Voici la traduction complète en français, par Copilot, du discours radiophonique de Ronald Reagan du 25 avril 1987 sur le commerce libre et équitable. Ce discours a récemment refait surface dans un spot publicitaire canadien critiquant les tarifs douaniers américains. Le président Donald Trump a réagi en suspendant les négociations commerciales avec le Canada, jugeant que l’extrait utilisé déformait le message original. Je vous laisse faire vos propres recherches si vous voulez en savoir plus et vous faire une idée. En autres en cliquant sur ce lien: Que contient la publicité qui a mis Trump en furie et fait dérailler les négociations?
Mise en garde. Je n’ai rien changé de ce que Copilot m’a fourni. Mon but ici est d’informer. Par conséquent je me dégage de toutes responsabilités sur les mots utilisés ou l’interprétation qu’aurait pu faire Copilot. Quoi qu’il en soit, vous pouvez visionner la vidéo originale en cliquant sur ce lien : Former US president Ronald Reagan FULL 1987 speech on tariffs and free trade ou la visionner au bas de ce texte.
Mes chers compatriotes,
Le Premier ministre Nakasone du
Japon me rendra visite ici à la Maison-Blanche la semaine prochaine.
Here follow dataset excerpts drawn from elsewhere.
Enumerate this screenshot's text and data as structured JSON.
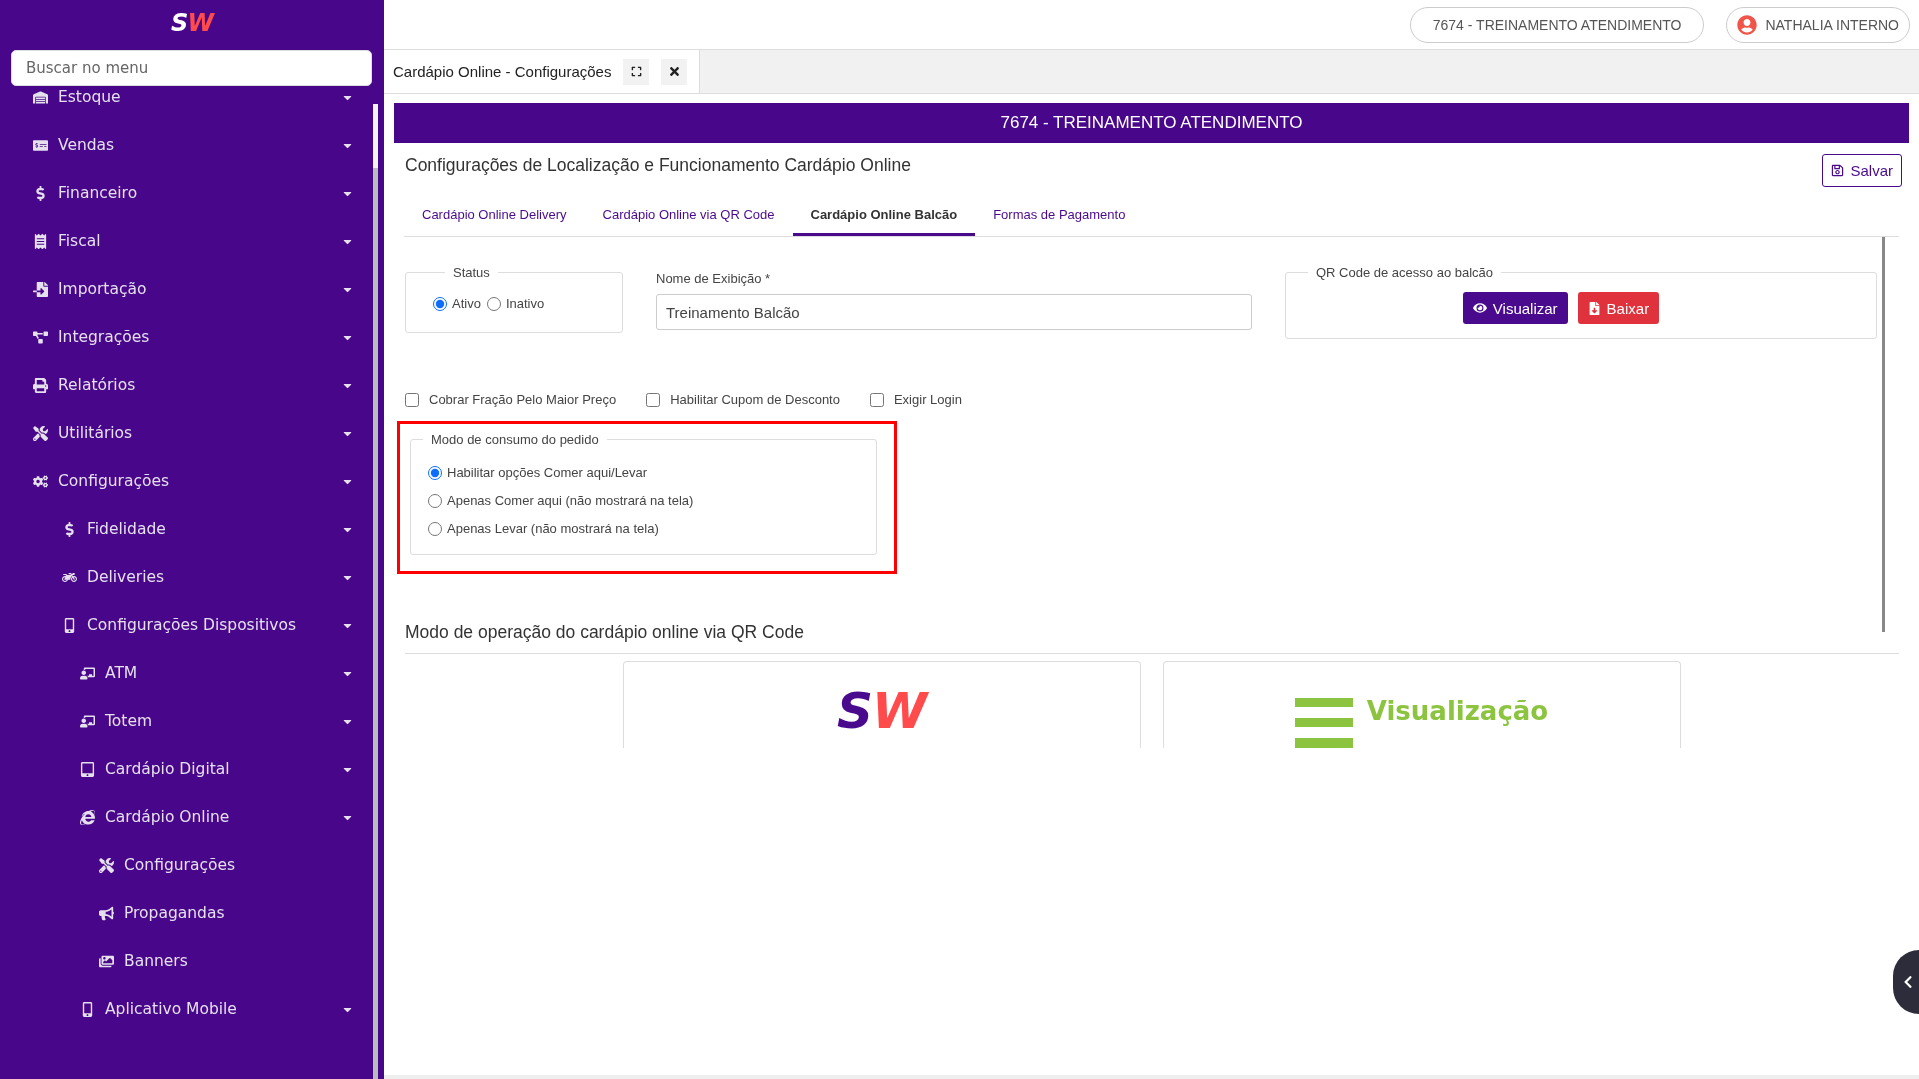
{
  "sidebar": {
    "logo": [
      {
        "text": "S",
        "color": "#ffffff"
      },
      {
        "text": "W",
        "color": "#ff4b4b"
      }
    ],
    "search": {
      "placeholder": "Buscar no menu"
    },
    "items": [
      {
        "label": "Estoque",
        "kind": "group"
      },
      {
        "label": "Vendas",
        "kind": "group"
      },
      {
        "label": "Financeiro",
        "kind": "group"
      },
      {
        "label": "Fiscal",
        "kind": "group"
      },
      {
        "label": "Importação",
        "kind": "group"
      },
      {
        "label": "Integrações",
        "kind": "group"
      },
      {
        "label": "Relatórios",
        "kind": "group"
      },
      {
        "label": "Utilitários",
        "kind": "group"
      },
      {
        "label": "Configurações",
        "kind": "group",
        "children": [
          {
            "label": "Fidelidade",
            "kind": "group"
          },
          {
            "label": "Deliveries",
            "kind": "group"
          },
          {
            "label": "Configurações Dispositivos",
            "kind": "group",
            "children": [
              {
                "label": "ATM",
                "kind": "group"
              },
              {
                "label": "Totem",
                "kind": "group"
              },
              {
                "label": "Cardápio Digital",
                "kind": "group"
              },
              {
                "label": "Cardápio Online",
                "kind": "group",
                "children": [
                  {
                    "label": "Configurações",
                    "kind": "link"
                  },
                  {
                    "label": "Propagandas",
                    "kind": "link"
                  },
                  {
                    "label": "Banners",
                    "kind": "link"
                  }
                ]
              },
              {
                "label": "Aplicativo Mobile",
                "kind": "group"
              }
            ]
          }
        ]
      }
    ]
  },
  "topbar": {
    "company": "7674 - TREINAMENTO ATENDIMENTO",
    "user": "NATHALIA INTERNO"
  },
  "page_tab": {
    "title": "Cardápio Online - Configurações"
  },
  "banner": "7674 - TREINAMENTO ATENDIMENTO",
  "heading": "Configurações de Localização e Funcionamento Cardápio Online",
  "save_button": "Salvar",
  "tabs": [
    {
      "label": "Cardápio Online Delivery",
      "selected": false
    },
    {
      "label": "Cardápio Online via QR Code",
      "selected": false
    },
    {
      "label": "Cardápio Online Balcão",
      "selected": true
    },
    {
      "label": "Formas de Pagamento",
      "selected": false
    }
  ],
  "status": {
    "legend": "Status",
    "options": [
      {
        "label": "Ativo",
        "selected": true
      },
      {
        "label": "Inativo",
        "selected": false
      }
    ]
  },
  "display_name": {
    "label": "Nome de Exibição *",
    "value": "Treinamento Balcão"
  },
  "qr": {
    "legend": "QR Code de acesso ao balcão",
    "view_button": "Visualizar",
    "download_button": "Baixar"
  },
  "checkboxes": [
    {
      "label": "Cobrar Fração Pelo Maior Preço",
      "checked": false
    },
    {
      "label": "Habilitar Cupom de Desconto",
      "checked": false
    },
    {
      "label": "Exigir Login",
      "checked": false
    }
  ],
  "consumption": {
    "legend": "Modo de consumo do pedido",
    "highlighted": true,
    "options": [
      {
        "label": "Habilitar opções Comer aqui/Levar",
        "selected": true
      },
      {
        "label": "Apenas Comer aqui (não mostrará na tela)",
        "selected": false
      },
      {
        "label": "Apenas Levar (não mostrará na tela)",
        "selected": false
      }
    ]
  },
  "operation": {
    "title": "Modo de operação do cardápio online via QR Code",
    "cards": [
      {
        "kind": "logo",
        "letters": [
          {
            "text": "S",
            "color": "#4a0a8e"
          },
          {
            "text": "W",
            "color": "#ff4b4b"
          }
        ]
      },
      {
        "kind": "menu",
        "text": "Visualização"
      }
    ]
  }
}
C’est une
visite importante, car même si je compte discuter de nos relations avec notre
bon ami le Japon — qui, dans l’ensemble, restent excellentes — les désaccords
récents entre nos deux pays sur la question du commerce seront également au
cœur de notre agenda.
Comme vous l’avez peut-être
entendu, la semaine dernière, j’ai imposé de nouveaux droits de douane sur
certains produits japonais, en réponse à l’incapacité du Japon à faire
respecter notre accord commercial sur les dispositifs électroniques appelés
semi-conducteurs. Or, imposer de tels droits de douane ou toute autre forme de
barrière ou de restriction commerciale est une mesure que je répugne à prendre.
Je crois fermement au libre-échange. Je crois que les Américains peuvent
rivaliser avec n’importe qui, tant que la concurrence est équitable.
Le libre-échange signifie que
nous abaissons les barrières afin que les consommateurs puissent bénéficier de
produits de qualité à des prix compétitifs. Cela signifie que nous faisons
confiance à nos travailleurs, à nos entreprises, à notre système économique.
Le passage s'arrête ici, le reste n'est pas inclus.